“Expect the Lord, do manfully, and let thy heart take courage, and wait thou for the Lord …”
– Psalm 27:14, 1899 Douay-Rheims Bible
This verse formed the basis of the sermon yesterday at church, and it was painful. Sitting in my pew, tears sprung immediately to my eyes as Pastor began to expound on this verse. For the last several months, my heart has been wrestling with this idea of “waiting.” There are dreams God has placed on my heart, dreams I long for, ache for, weep for, that I literally dream about at night with such clarity and such a sense of realness that I wake in confusion as to which is real – what I saw in my sleep or what I see now that I am awake … dreams I wish I wasn’t waiting to see come to fruition any longer. I have fasted and prayed, have waged war with the devil, have aligned my words with the Word of God … and still I wait. At least I thought I was waiting, until I dug into my study notes, and God began to show me what it truly means to wait.

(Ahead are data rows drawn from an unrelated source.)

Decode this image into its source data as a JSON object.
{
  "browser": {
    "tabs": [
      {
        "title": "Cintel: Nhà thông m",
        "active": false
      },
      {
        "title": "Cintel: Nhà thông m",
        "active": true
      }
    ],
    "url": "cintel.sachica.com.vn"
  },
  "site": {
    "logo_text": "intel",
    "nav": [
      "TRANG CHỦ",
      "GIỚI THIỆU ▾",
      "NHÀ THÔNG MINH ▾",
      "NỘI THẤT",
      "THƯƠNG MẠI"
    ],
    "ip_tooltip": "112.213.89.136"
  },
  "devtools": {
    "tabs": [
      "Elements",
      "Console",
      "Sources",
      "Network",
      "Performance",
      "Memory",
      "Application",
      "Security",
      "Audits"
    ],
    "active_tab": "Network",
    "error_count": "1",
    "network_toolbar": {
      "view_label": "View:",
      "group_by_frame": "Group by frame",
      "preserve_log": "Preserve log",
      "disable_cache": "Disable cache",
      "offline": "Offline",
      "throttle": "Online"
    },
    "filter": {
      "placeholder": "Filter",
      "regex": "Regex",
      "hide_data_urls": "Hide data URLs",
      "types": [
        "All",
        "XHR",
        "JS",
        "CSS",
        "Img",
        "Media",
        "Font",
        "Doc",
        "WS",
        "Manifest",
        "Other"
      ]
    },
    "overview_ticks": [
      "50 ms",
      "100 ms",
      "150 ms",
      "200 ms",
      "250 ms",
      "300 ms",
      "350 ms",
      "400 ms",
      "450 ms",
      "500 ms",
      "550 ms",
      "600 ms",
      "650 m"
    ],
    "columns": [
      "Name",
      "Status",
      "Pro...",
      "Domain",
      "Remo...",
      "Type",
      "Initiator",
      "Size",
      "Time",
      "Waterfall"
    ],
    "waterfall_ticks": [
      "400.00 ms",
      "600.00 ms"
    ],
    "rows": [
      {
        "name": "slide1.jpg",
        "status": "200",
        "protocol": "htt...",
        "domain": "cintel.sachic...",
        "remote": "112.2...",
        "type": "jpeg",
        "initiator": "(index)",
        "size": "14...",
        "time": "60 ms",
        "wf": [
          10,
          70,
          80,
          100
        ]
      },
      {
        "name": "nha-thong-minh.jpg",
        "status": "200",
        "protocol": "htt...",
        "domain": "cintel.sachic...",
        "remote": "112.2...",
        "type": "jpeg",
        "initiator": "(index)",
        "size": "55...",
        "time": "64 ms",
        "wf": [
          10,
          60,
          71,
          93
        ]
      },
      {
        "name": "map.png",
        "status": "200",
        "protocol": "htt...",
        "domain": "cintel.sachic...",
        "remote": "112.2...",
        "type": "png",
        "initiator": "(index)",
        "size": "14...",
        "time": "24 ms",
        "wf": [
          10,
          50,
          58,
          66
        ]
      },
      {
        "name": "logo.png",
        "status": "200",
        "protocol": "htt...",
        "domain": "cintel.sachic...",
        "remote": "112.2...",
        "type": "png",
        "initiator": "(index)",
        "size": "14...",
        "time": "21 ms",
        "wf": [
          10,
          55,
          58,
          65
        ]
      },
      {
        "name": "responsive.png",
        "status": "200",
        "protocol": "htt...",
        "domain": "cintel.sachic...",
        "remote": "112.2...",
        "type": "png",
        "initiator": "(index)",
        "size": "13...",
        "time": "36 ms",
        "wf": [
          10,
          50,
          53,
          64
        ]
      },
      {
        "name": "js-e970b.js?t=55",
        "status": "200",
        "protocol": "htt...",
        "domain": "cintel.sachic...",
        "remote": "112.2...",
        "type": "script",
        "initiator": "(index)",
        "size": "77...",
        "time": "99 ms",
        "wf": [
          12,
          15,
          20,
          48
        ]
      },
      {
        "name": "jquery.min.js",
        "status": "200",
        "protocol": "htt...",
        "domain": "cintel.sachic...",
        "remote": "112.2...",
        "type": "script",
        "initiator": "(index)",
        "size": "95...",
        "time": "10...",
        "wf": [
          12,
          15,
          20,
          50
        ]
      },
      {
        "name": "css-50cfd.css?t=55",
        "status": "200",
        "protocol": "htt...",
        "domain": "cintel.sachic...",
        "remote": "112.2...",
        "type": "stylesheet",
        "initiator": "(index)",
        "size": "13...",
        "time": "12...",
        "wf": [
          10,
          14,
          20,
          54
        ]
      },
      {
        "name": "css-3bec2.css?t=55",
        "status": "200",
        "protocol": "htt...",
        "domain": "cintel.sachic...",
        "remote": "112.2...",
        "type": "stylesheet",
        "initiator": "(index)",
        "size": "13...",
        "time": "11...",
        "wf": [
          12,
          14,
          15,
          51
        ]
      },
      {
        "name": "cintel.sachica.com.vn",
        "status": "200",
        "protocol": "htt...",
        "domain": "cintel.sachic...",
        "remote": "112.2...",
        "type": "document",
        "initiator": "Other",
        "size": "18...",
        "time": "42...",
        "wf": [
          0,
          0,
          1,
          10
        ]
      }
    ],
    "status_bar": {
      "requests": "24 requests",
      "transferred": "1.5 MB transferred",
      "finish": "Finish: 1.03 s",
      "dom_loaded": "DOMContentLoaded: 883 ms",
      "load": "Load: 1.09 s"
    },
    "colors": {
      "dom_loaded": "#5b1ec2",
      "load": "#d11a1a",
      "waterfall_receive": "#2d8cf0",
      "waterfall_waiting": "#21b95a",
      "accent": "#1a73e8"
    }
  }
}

According to Webster’s 1828 Dictionary, the word “wait” is defined as, “To stay or rest in expectation; to stop or remain stationary, till the arrival of some person or event … to look watchfully … to be ready to serve; to obey … to accompany with submission or respect …” Am I resting (ceasing to strive, quieting myself before the Lord, allowing peace to reign in my heart as my faith wells up) in expectation, knowing that my God will act on my behalf, that He will enable me to carry out the plan He has for me in His time? Am I looking watchfully for the promises to appear on the horizon, assured that God has already sent them, and trusting that they will appear any moment on the horizon of my awareness? Am I caught up in joyful anticipation of my Lord’s return on the clouds, or am I so focused on earthly things that I am found slacking? Am I waiting, ever ready to serve, to obey – even when I feel I have been waiting too long and I am frustrated by the wait? Am I accompanying my God with submission and respect, more concerned with His glory than my wishes? No … not enough. I have not yet learned what it is to wait …
When I turn to other Scriptures about waiting, I am further convinced I do not know the meaning of the word. For example, Habakkuk 2:2-4, in the NCV, tell me, “The Lord answered me: ‘Write down the vision; write it clearly on clay tablets so whoever reads it can run to tell others. It is not yet time for the message to come true, but that time is coming soon; the message will come true. It may seem like a long time, but be patient and wait for it, because it will surely come; it will not be delayed … Those who are right with God will live by faith.” So, in this season of so-called waiting, am I writing down the vision? Am I repeating it to myself? Am I living by faith – or whining about being uncomfortable as my heart grows to new levels before my experiences do? Lamentations 3:25-26, in the Bible in Basic English say, “The Lord is good to those who are waiting for him, to the soul which is looking for him. It is good to go on hoping and quietly waiting for the salvation of the Lord.” Am I continuing to look for Him in my everyday life, to look for moments to meet with Him? “Hoping,” according to the 1828 Webster’s Dictionary, means, “having hope; indulging desire of good with the expectation of obtaining it, or a belief that it is obtainable. Confiding in.” So, am “going on,” persevering in hope, in desiring good and expecting I will obtain it in God’s timing? Am I confiding my desires to Christ, my Bridegroom, and continuing to revel in Him while I wait to see the reality of those desires?
My heart is full as I study. I am convicted, humbled. Like Moses cowering before the righteous indignation of a Fiery God, my heart is bowed in awe, trembling as my God says to me:
“You will learn to wait in emptiness and frustrated desire for My plan of love to reveal itself. With confidence in Me and hope in My plan, you will not only feel the pain of living in the valley but also see My glory from the mountaintop of faith. Only those who struggle in confusion and wait in hope will be strengthened to struggle well and to wait with confidence … Struggle well! Wait in hope!”[1]
I pray I will … that my God will find me faithful, that He will say I have struggled well ... and that my attitude of hope and expectation will be pleasing to His heart ...
[1] P. 172, Dr. Larry Crabb, 66 Love Letters: A Conversation with God that Invites You Into His Story, 2009.